Virginia General Assembly Approves Landmark Crypto Kiosk Regulations to Combat Fraud and Protect Consumers
RICHMOND, Va. — The Virginia General Assembly has passed bipartisan legislation establishing comprehensive regulations for cryptocurrency kiosks, commonly known as crypto ATMs, to safeguard consumers from rampant scams.[3][1]
The bills, HB 665 in the House of Delegates and SB 489 in the Senate, cleared both chambers with strong support. The House passed HB 665 last week by an 84-13 vote, while the Senate approved SB 489 unanimously. The measures now await Governor Glenn Youngkin’s signature to become law.[3][1]
Key Protections Target Scam Vulnerabilities
Sponsored by Delegate Michelle Maldonado (D-Manassas) in the House and Senator Sadam Salim (D-Fairfax) in the Senate, the legislation addresses the proliferation of crypto kiosks in convenience stores, gas stations, and other retail locations. These machines, which resemble traditional bank ATMs, allow users to purchase cryptocurrency and transfer funds to digital wallets—but their unregulated nature has made them a prime tool for fraudsters.[3][1]
Nationwide, crypto kiosk scams resulted in approximately $330 million in losses in 2025 alone. In Virginia, victims include a Southwest Virginia resident who lost $15,000 and multiple cases in Fairfax County. Scams represent about 7% of the industry’s business, often targeting seniors who mistake the kiosks for regular ATMs.[1][3]
“They look like ATMs. They’re shaped like ATMs. But instead of taking money out, you’re sort of putting money in to purchase crypto that goes into a broader exchange,” Delegate Maldonado explained, highlighting the confusion exploited by scammers.[1]
The irreversible nature of blockchain transactions exacerbates the problem: “The thing about crypto is that once it goes into the exchange, which is in the blockchain environment, there’s no way to trace it. There’s no way to get it back,” Maldonado added.[1]
Robust Safeguards for New and Existing Users
The new rules impose statewide licensing requirements on operators, who must register with the state, pay fees, and submit regular business reports. Transaction fees are capped, with limits discussed around 15-18% in committee substitutes.[1][2][7]
- Licensing and Reporting: Operators classified as money transmitters must obtain annual licenses and adhere to disclosure protocols.[3][7]
- Transaction Limits: Daily caps for new users (defined variably as first 10-14 days) at around $2,000-$5,000, with monthly limits up to $10,000-$10,500 for all users.[2][7]
- 48-Hour Hold for New Users: Funds from initial transactions are held for 48 hours, enabling refunds if fraud is suspected.[1][3][5]
- ID Verification: Required for all transactions to enhance traceability.[3]
- Warning Notices: Prominent scam risk alerts on every kiosk, prohibiting ATM-like marketing.[1][2]
These measures aim to prevent catastrophic losses. “Transaction limits will limit how much a person can lose so that they’re not totally wiped out,” said Jared Kalfi of AARP Virginia.[2]

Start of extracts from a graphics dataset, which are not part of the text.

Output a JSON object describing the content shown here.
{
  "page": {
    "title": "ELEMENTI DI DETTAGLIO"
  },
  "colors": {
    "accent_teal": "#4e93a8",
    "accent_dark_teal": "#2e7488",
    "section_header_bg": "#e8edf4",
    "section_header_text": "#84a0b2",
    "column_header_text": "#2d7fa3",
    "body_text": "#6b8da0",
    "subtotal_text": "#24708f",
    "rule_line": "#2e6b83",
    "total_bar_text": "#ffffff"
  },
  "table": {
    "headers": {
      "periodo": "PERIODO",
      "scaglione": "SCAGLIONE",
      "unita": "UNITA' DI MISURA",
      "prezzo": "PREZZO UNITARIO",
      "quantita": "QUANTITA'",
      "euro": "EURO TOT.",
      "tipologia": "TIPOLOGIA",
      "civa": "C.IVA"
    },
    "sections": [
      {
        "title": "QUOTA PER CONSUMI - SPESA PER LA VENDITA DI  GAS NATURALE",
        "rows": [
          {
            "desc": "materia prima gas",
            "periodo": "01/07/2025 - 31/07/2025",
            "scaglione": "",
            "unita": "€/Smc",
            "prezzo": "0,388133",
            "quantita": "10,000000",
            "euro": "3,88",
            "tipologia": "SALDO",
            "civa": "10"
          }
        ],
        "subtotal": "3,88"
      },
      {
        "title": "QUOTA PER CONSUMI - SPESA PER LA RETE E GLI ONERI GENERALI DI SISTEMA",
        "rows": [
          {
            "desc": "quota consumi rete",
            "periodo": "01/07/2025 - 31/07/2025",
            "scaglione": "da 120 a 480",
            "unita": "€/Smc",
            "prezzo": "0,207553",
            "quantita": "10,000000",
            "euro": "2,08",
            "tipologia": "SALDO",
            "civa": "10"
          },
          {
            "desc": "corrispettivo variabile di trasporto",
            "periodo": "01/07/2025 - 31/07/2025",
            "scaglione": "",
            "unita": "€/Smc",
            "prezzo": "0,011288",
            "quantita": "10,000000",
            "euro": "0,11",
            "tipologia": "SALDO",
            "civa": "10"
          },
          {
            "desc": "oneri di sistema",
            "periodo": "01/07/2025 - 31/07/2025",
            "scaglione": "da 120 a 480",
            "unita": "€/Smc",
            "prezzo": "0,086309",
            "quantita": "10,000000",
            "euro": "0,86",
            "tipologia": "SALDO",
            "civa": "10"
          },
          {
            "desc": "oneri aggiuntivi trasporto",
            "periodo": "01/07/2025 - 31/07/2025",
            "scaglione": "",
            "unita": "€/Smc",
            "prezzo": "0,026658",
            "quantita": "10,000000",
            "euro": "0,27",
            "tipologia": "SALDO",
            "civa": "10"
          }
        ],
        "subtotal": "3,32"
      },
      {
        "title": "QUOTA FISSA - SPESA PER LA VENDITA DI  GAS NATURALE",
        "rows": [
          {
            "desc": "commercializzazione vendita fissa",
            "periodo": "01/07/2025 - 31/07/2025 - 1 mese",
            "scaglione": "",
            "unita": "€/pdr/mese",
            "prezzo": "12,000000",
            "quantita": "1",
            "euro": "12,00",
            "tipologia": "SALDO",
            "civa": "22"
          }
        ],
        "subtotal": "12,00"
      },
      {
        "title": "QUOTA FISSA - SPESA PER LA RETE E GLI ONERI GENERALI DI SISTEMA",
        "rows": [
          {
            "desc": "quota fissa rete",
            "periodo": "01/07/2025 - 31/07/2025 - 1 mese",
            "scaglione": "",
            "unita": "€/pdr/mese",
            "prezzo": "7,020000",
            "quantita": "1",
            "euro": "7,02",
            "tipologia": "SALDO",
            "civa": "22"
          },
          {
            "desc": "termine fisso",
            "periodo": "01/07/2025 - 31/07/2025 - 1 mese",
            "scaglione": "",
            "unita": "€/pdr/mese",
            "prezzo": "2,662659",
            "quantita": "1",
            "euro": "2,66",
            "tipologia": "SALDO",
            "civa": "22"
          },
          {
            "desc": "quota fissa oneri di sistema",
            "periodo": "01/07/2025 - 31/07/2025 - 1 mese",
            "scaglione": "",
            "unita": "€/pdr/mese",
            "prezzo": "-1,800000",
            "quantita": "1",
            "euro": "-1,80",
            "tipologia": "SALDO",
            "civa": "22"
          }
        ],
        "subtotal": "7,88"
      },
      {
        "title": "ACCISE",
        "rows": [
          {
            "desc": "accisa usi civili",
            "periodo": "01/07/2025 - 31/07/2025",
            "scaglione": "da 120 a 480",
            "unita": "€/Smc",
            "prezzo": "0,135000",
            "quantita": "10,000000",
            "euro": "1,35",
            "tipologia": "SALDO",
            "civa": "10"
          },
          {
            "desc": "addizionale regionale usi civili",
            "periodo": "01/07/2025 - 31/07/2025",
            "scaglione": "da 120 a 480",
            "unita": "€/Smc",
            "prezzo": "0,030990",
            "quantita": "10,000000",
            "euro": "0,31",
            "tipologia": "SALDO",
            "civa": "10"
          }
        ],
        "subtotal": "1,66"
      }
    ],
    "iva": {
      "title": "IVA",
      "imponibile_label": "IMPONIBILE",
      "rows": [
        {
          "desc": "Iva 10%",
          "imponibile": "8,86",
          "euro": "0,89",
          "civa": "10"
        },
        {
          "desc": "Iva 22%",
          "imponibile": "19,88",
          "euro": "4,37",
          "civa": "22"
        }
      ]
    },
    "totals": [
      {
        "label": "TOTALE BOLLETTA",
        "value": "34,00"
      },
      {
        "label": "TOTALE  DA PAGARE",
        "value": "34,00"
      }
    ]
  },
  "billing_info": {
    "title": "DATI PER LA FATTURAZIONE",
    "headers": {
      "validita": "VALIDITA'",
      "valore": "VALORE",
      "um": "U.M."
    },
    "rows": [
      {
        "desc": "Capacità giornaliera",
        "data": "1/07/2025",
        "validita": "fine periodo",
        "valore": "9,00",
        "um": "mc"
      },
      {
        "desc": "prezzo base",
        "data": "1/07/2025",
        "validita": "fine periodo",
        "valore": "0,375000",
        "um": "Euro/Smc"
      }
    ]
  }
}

Bipartisan Support Amid Industry Pushback
AARP Virginia and elder-protection advocates strongly backed the bills, emphasizing protections for vulnerable populations. Jim Dau, AARP Virginia state director, stated: “Virginians have been losing money to scammers who take advantage of the lack of regulations and relative anonymity of cryptocurrency kiosks.”[3]
Kiosk operators, including CoinFlip and Bitcoin Depot, acknowledged the need for some safeguards but sought adjustments. Sarah Thomas of CoinFlip called the $10,000 monthly cap “one of the more restrictive” provisions, arguing it overlaps with existing compliance and would make Virginia among the strictest states. Operators urged higher limits during Senate committee hearings.[2]
Despite objections, the substitute versions advanced, balancing consumer protection with industry viability. If signed, Virginia will join at least 17 other states with comprehensive crypto kiosk oversight, as the machines continue to expand nationwide.[4]
Broader Context and Next Steps
The legislation reflects growing national concern over crypto kiosks. Similar bills are progressing in states like West Virginia (HB 5353), which proposes a 15% fee cap and daily limits.[4] In Washington state, efforts under SB 5280 stalled in the House despite proposals for $2,000 daily limits and 15% fees.[6]
Proponents argue the rules provide essential “guardrails” without stifling innovation. Senator Salim told committees the bill is meant to “provide consumer protections” amid rising scams targeting retail users.[2]
Governor Youngkin has not indicated his stance, but the bill’s bipartisan momentum suggests a high likelihood of enactment. Once law, the State Corporation Commission will oversee enforcement, tracking operators and facilitating refunds.[1][3]
This regulatory framework marks a proactive step for Virginia, prioritizing consumer safety in the evolving digital asset landscape. As crypto kiosks proliferate—numbering in the tens of thousands nationwide—states are increasingly stepping in to curb fraud before losses escalate further.[3][1]